Durant 40 jours, les chrétiens se préparent aux fêtes pascales. Le dimanche des Rameaux clos cette période, tout en ouvrant aux dernières célébrations durant toute une semaine, appelée Semaine sainte. L’adjectif sainte désigne le caractère exceptionnel, unique de cette période de l’année, la plus importante pour la religion chrétienne. L’intensité émotionnelle et symbolique y atteignent leur paroxysme pour la foi chrétienne. Jésus de Nazareth est le personnage central des célébrations qui se déroulent tous les jours de cette semaine-là. Dont l’apogée constitue le triduum pascal s’étalant sur les trois derniers jours, jeudi, vendredi et samedi. Pour éclore dans l’annonce de la Résurrection qui retentit lors de la veillée pascale, répétée durant tous les jours de l’Octave (8 jours) de Pâques.
Le début de la Semaine sainte est marqué par une tonalité bien particulière, celle où la joie se mélange avec de la tristesse…, jusqu’au bout!
Lors de son entrée dans Jérusalem, les palmes à la main, les foules acclament Jésus. Ils lui font l’accueil digne d’un roi, sauf que Jésus a un jeune âne pour monture, ce qui n’est pas digne d’un pouvoir royal, tel que l’on s’imagine. Soit, mais pour le moment, ils le veulent comme roi. Il correspond à leurs attentes, plus exactement il correspond aux attentes qu’ils projettent sur lui, il n’est que le miroir de leurs désirs. Mais lorsqu’ils vont se rendre compte que le support de ce miroir ne correspond plus à leurs attentes, ils vont le laisser tomber.
Laisser tomber, abandonner, plus de consonance, plus de projets en commun, on ne l’aime plus. Qu’il s’en aille au diable, à mort, crucifie-le. Que l’on l’oublie au plus vite, passons à autre chose. La vie est plus forte que toutes les déceptions qu’elle génère. Tournons-nous vers la prospérité qui nous procurera la tranquillité. Et à l’avenir, protégeons-nous de ce genre d’illusions et surtout protégeons nos enfants qui n’ont pas à subir des errances de leurs aînés. Nous avons des convictions qui nous guident pour donner du sens à nos vies, à nos familles, à notre pays. Il ne faut pas que le bon destin nous échappe. Pour nous protéger du mauvais sort, un peu de religion ne fera pas de mal.

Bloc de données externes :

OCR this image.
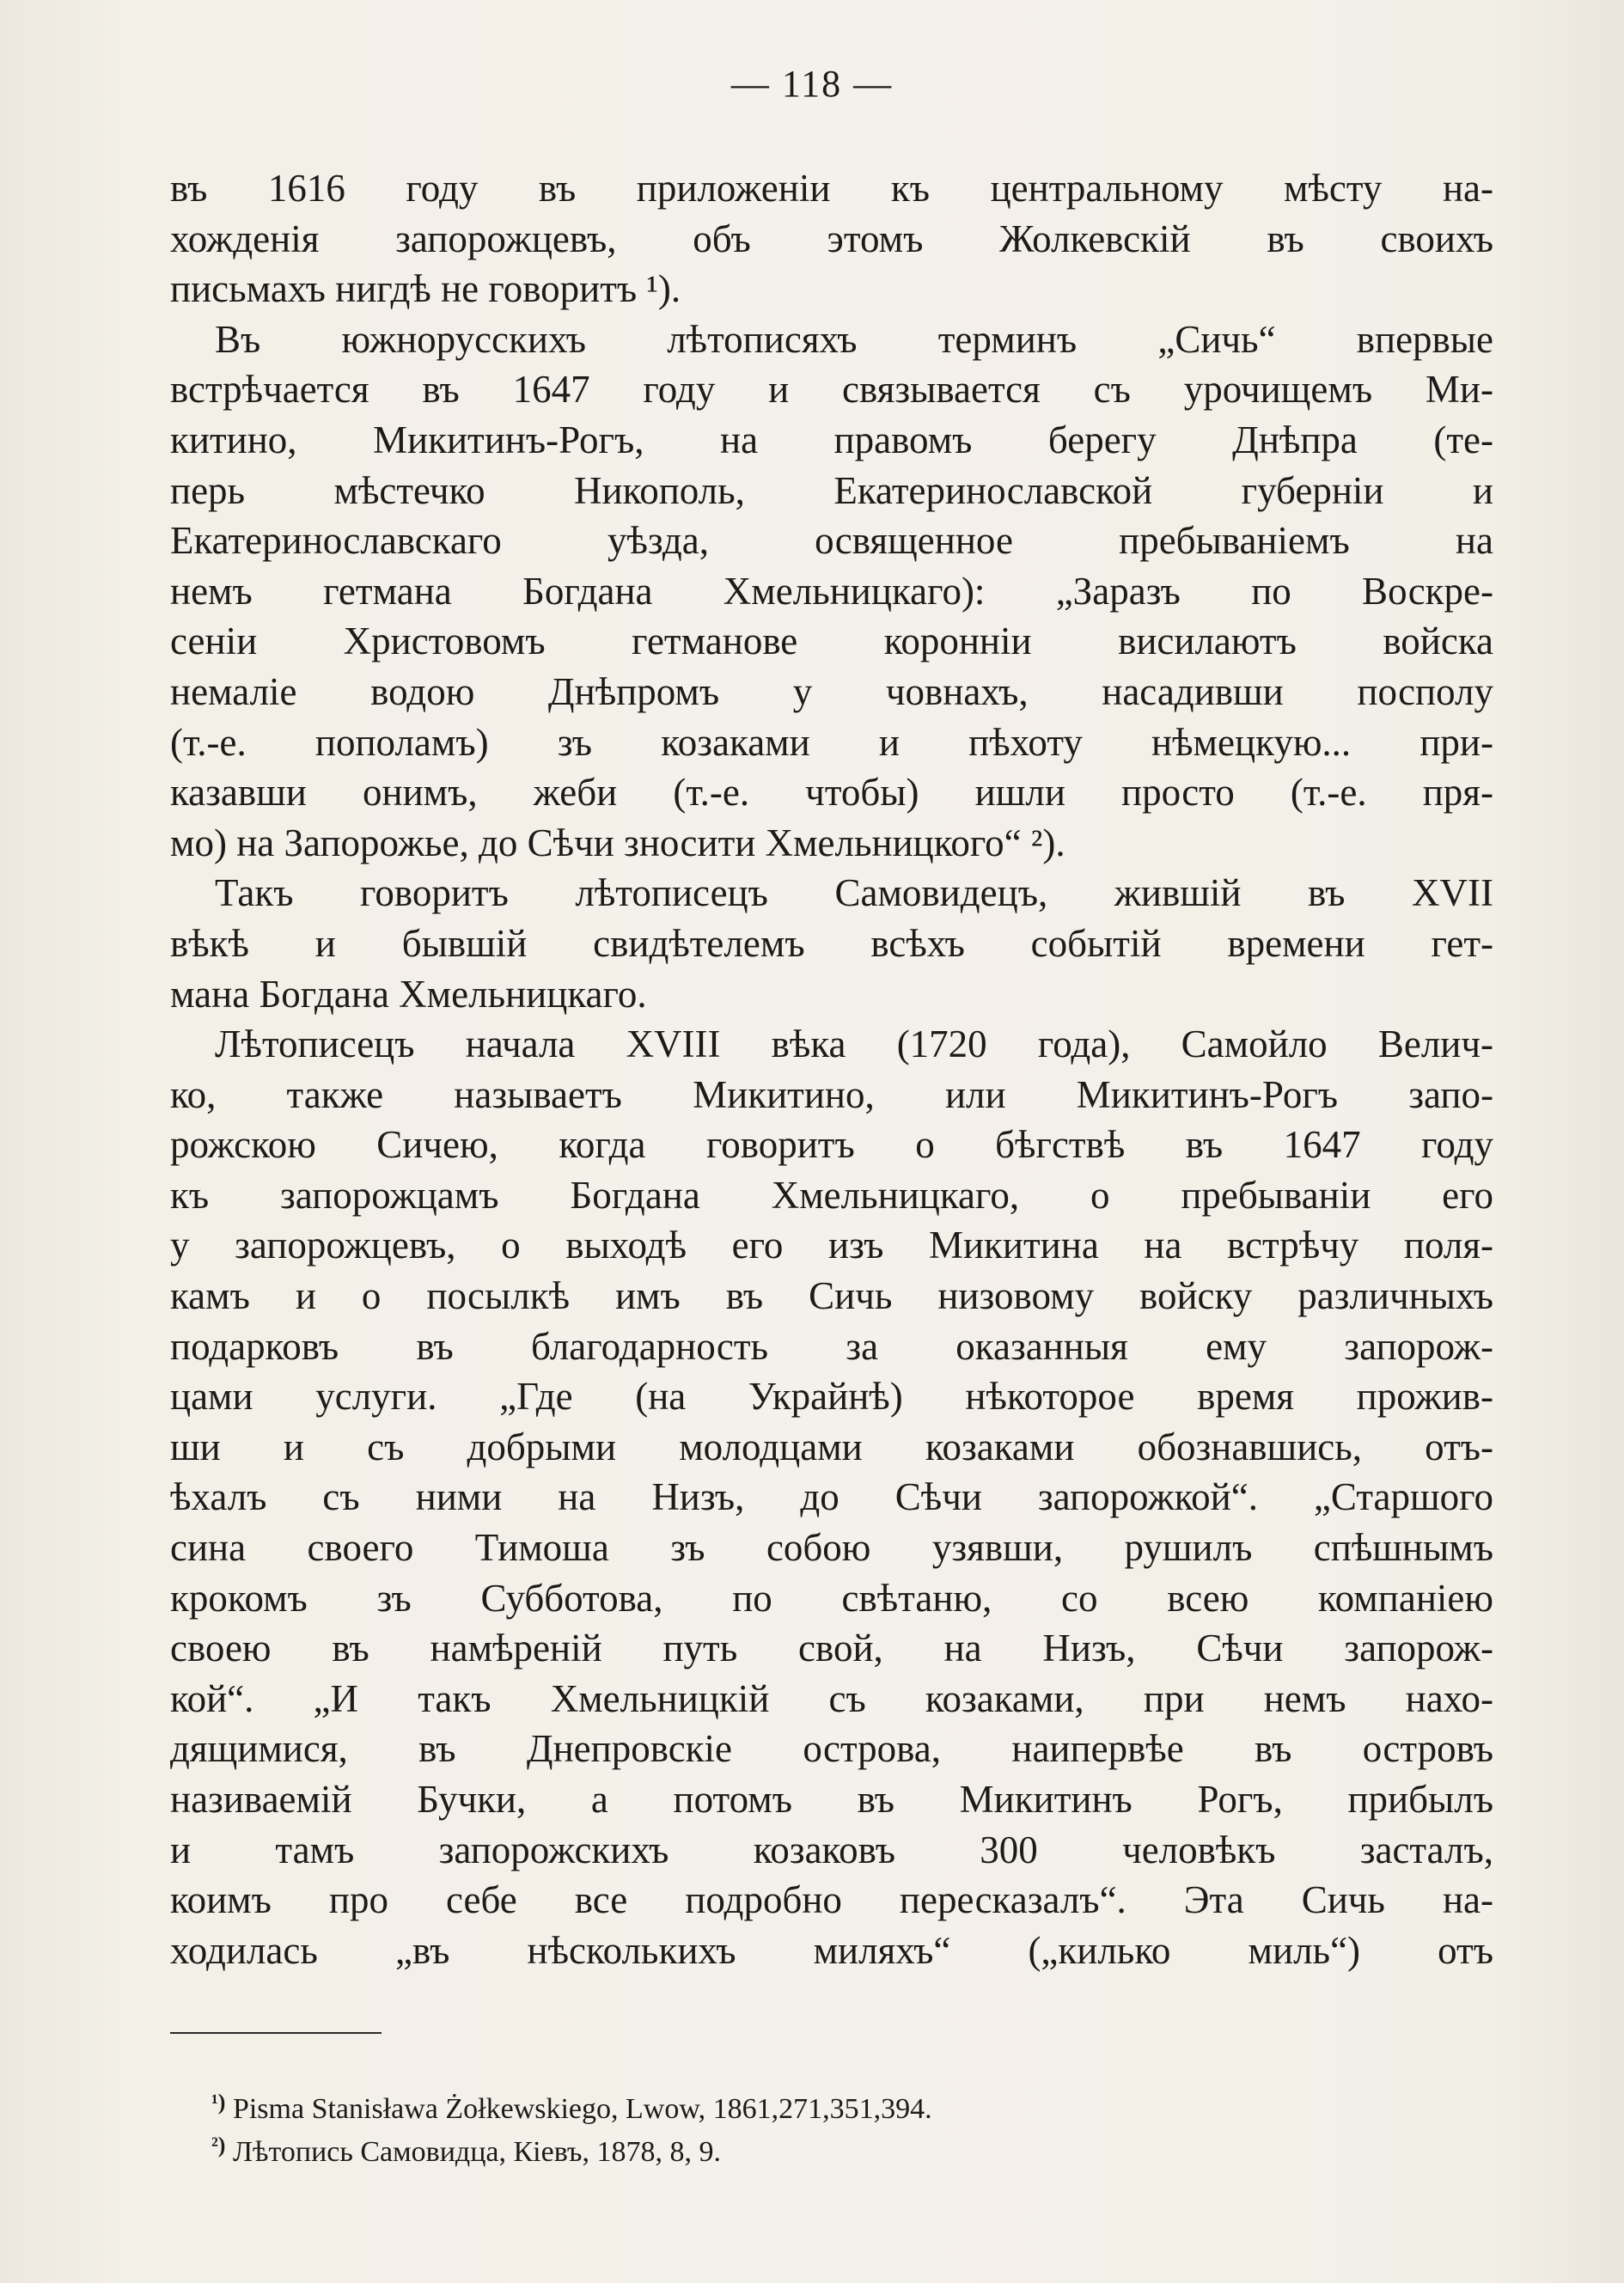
— 118 —
въ 1616 году въ приложенiи къ центральному мѣсту на-
хожденiя запорожцевъ, объ этомъ Жолкевскiй въ своихъ
письмахъ нигдѣ не говоритъ ¹).
Въ южнорусскихъ лѣтописяхъ терминъ „Сичь“ впервые
встрѣчается въ 1647 году и связывается съ урочищемъ Ми-
китино, Микитинъ-Рогъ, на правомъ берегу Днѣпра (те-
перь мѣстечко Никополь, Екатеринославской губернiи и
Екатеринославскаго уѣзда, освященное пребыванiемъ на
немъ гетмана Богдана Хмельницкаго): „Заразъ по Воскре-
сенiи Христовомъ гетманове короннiи висилаютъ войска
немалiе водою Днѣпромъ у човнахъ, насадивши посполу
(т.-е. пополамъ) зъ козаками и пѣхоту нѣмецкую... при-
казавши онимъ, жеби (т.-е. чтобы) ишли просто (т.-е. пря-
мо) на Запорожье, до Сѣчи зносити Хмельницкого“ ²).
Такъ говоритъ лѣтописецъ Самовидецъ, жившiй въ XVII
вѣкѣ и бывшiй свидѣтелемъ всѣхъ событiй времени гет-
мана Богдана Хмельницкаго.
Лѣтописецъ начала XVIII вѣка (1720 года), Самойло Велич-
ко, также называетъ Микитино, или Микитинъ-Рогъ запо-
рожскою Сичею, когда говоритъ о бѣгствѣ въ 1647 году
къ запорожцамъ Богдана Хмельницкаго, о пребыванiи его
у запорожцевъ, о выходѣ его изъ Микитина на встрѣчу поля-
камъ и о посылкѣ имъ въ Сичь низовому войску различныхъ
подарковъ въ благодарность за оказанныя ему запорож-
цами услуги. „Где (на Украйнѣ) нѣкоторое время прожив-
ши и съ добрыми молодцами козаками обознавшись, отъ-
ѣхалъ съ ними на Низъ, до Сѣчи запорожкой“. „Старшого
сина своего Тимоша зъ собою узявши, рушилъ спѣшнымъ
крокомъ зъ Субботова, по свѣтаню, со всею компанiею
своею въ намѣренiй путь свой, на Низъ, Сѣчи запорож-
кой“. „И такъ Хмельницкiй съ козаками, при немъ нахо-
дящимися, въ Днепровскiе острова, наипервѣе въ островъ
називаемiй Бучки, а потомъ въ Микитинъ Рогъ, прибылъ
и тамъ запорожскихъ козаковъ 300 человѣкъ засталъ,
коимъ про себе все подробно пересказалъ“. Эта Сичь на-
ходилась „въ нѣсколькихъ миляхъ“ („килько миль“) отъ
$^{^1)}$ Pisma Stanisława Żołkewskiego, Lwow, 1861,271,351,394.
$^{^2)}$ Лѣтопись Самовидца, Кiевъ, 1878, 8, 9.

Dans ce podcast, le personnage central n’est pas Jésus qui entre en triomphateur dans une capitale qui sera la sienne le temps d’une émotion qu’il accueille sans être dupe. Le chaud et le froid, l’exaltation et la haine propres au dimanche de Rameaux sont approchées par ce qui est arrivé aux gens à la fin de la Seconde Guerre mondiale, dans la région qui se situe au nord de la Pologne d’aujourd’hui. Ce qui est arrivé aux religieuses et le prix qu’elles ont dû payer pour la fidélité à leur vocation. Aimer Jésus en toutes circonstances et en toute personne. Concrètement s’occuper des orphelins et des malades, à qui elles ont juré fidélité : je ne t’abandonnerai pas jusqu’à dans la mort. Et elles l’ont fait.
Une histoire parmi tant d’autres, une de plus, sans doute pas parmi tant d’autres déjà tirées d’un passé bien révolu. L’avenir n’est jamais certain, serait-il capable de s’en défendre suffisamment contre ce genre de situations. Si oui, tant mieux?! Mais sinon, quoi en faire? Auquel cas, un tel constat amer n’est pas plus nocif que n’importe quelle injustice que l’on déplore.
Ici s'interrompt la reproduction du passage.